Antes da Revolução Francesa de 1789 e da Glorious Revolution de 1688 na Grã-Bretanha o sistema de contencioso administrativo caracterizava-se pela junção numa única entidade, o Rei, das funções administrativa e judicial. De facto o princípio da separação de poderes não era ainda uma realidade pelo que aos particulares, em qualquer litígio com a Administração Pública, não eram reconhecidos quaisquer direitos subjectivos.
Face ao contencioso administrativo francês tem nele amplo impacto a Revolução Francesa de 1789. Apesar de esta ter estado na origem da formulação do princípio da separação de poderes a verdade é que, na prática, o que sucedeu foi a sua negação dado que era a própria Administração que se julgava a si própria não existindo verdadeiros tribunais que, inseridos no poder judicial, se destinassem a julgar a Administração.
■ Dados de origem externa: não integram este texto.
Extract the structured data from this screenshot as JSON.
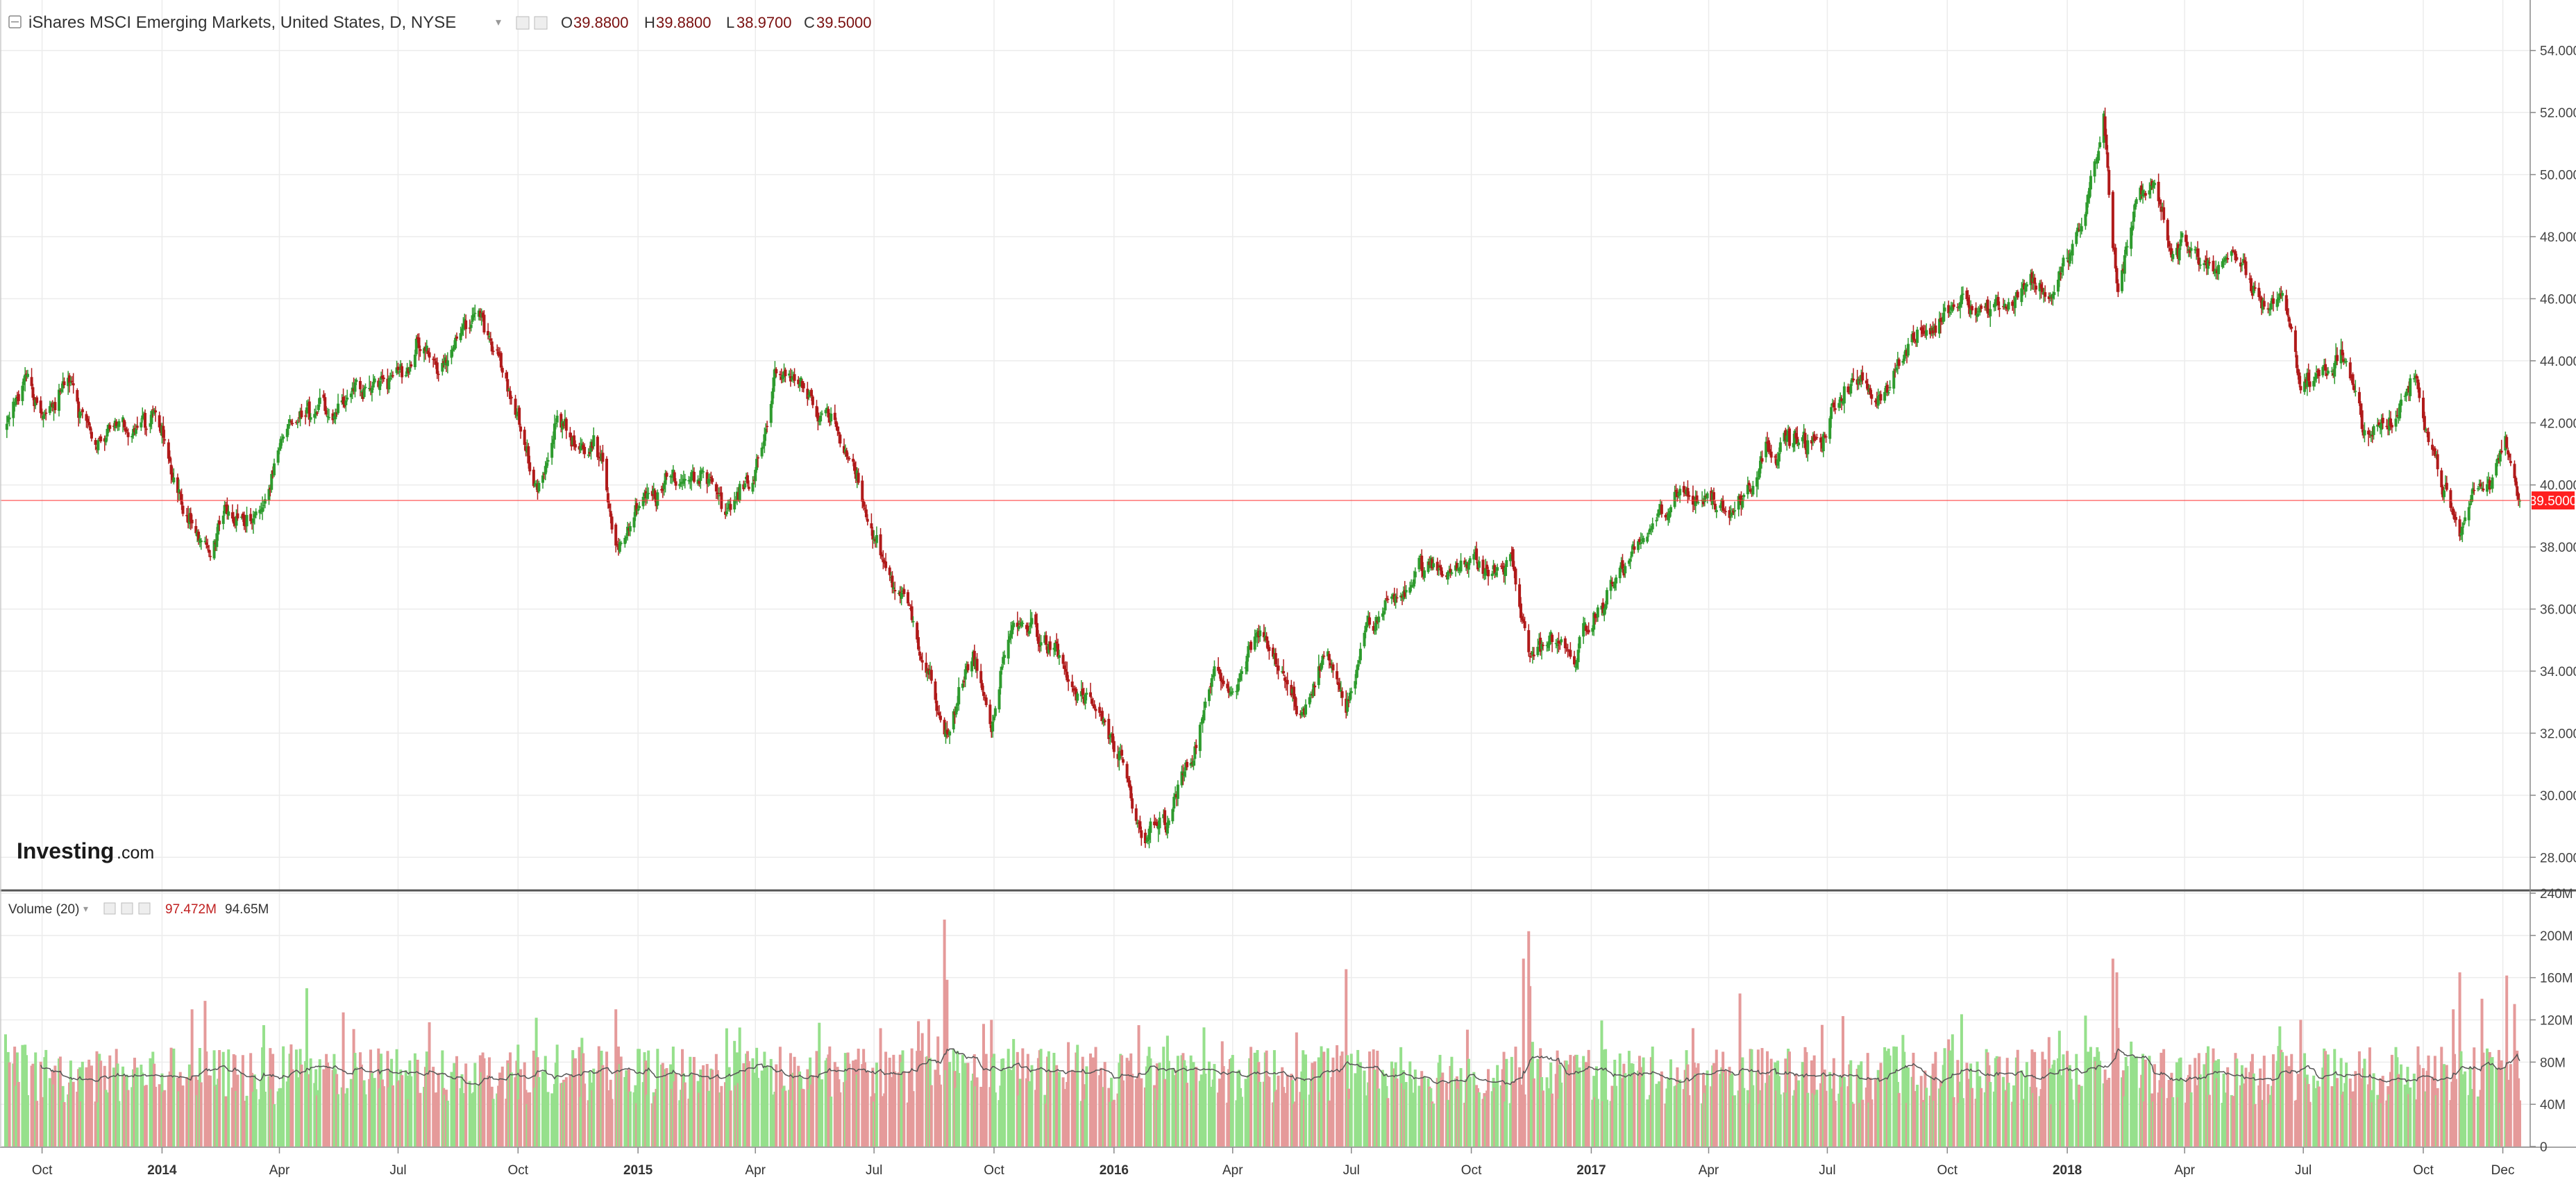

Tal entendimento era justificado à época pelo facto de o Estado, sendo uma entidade que emanava directamente de todos os cidadãos, não poder ser julgado nos tribunais comuns beneficiando, deste modo, de um privilégio de jurisdição e da sujeição não ao direito comum mas antes ao especial direito administrativo. Em consequência aos particulares não era reconhecida qualquer tutela em eventuais litígios com a Administração.
Igualmente denominado de sistema de administração executiva, o sistema francês caracterizava-se pelo facto de os juízes dos tribunais comuns estarem vedados de conhecer litígios em que uma das partes fosse a Administração. Apesar de em 1799 se terem instituído tribunais administrativos a verdade é que estes estavam inseridos na própria organização administrativa pelo que nunca se verificava um verdadeiro julgamento da Administração. Exemplo de tais tribunais era o Conselho de Estado que, sendo um órgão da Administração, não era imparcial no julgamento da própria Administração em que se inseria.
Em França destacava-se ainda o privilégio da execução prévia da Administração que permitia a esta não apenas executar unilateralmente as suas decisões bem como impor condutas aos particulares sem que lhes seja admissível contraditar as opções da Administração. O principal meio processual era o recurso de anulação mediante o qual o juiz apenas poderia anular certo acto mas nunca lhe permitia condenar a Administração a adoptar certa conduta.
A verdadeira jurisdicionalização do contencioso administrativo ocorre somente quando o Conselho de Estado passou a emitir decisões cuja eficácia não carecia mais de posterior homologação do Chefe de Estado. Apenas neste momento se consagra a verdadeira autonomia dos tribunais administrativos. O passo seguinte foi o de, no próprio texto constitucional, se confirmar o fim da ligação entre os tribunais administrativos e a Administração que acarretou uma mais eficaz protecção dos direitos subjectivos dos particulares. O sistema francês foi exportado para países como a Itália, Alemanha e Portugal.
Já o modelo britânico apresenta distintos traços. Facto fulcral é o diferente entendimento feito do princípio da separação de poderes que se consubstanciava numa efectiva independência e autonomia dos tribunais administrativos que inviabiliza que a Administração seja julgada por órgãos que estejam na sua própria dependência mas antes impõe que a Coroa, enquanto expressão máxima do Estado, se sujeite, tal como os demais cidadãos, à jurisdição comum.
Igualmente relevante para este entendimento é a natureza garantística do “Bill of Rights” de 1689. Aos cidadãos eram reconhecidos direitos subjectivos sendo negados à Administração os privilégios que vigoravam no modelo francês. Em consequência o que existia era um verdadeiro processo de partes no qual vigorava a igualdade entre particulares e Administração.
Contrariamente ao que sucedia no sistema francês não é no modelo britânico admissível que a Administração execute as suas decisões independentemente de os particulares se oporem às mesmas podendo os particulares, sempre em sede de jurisdição comum, contestar a actuação da Administração lesiva dos seus direitos. Consequentemente o poder coactivo de imposição de decisões pela Administração é inexistente. De facto apenas após favorável sentença de um tribunal judicial comum podia a Administração unilateralmente impor as suas decisões.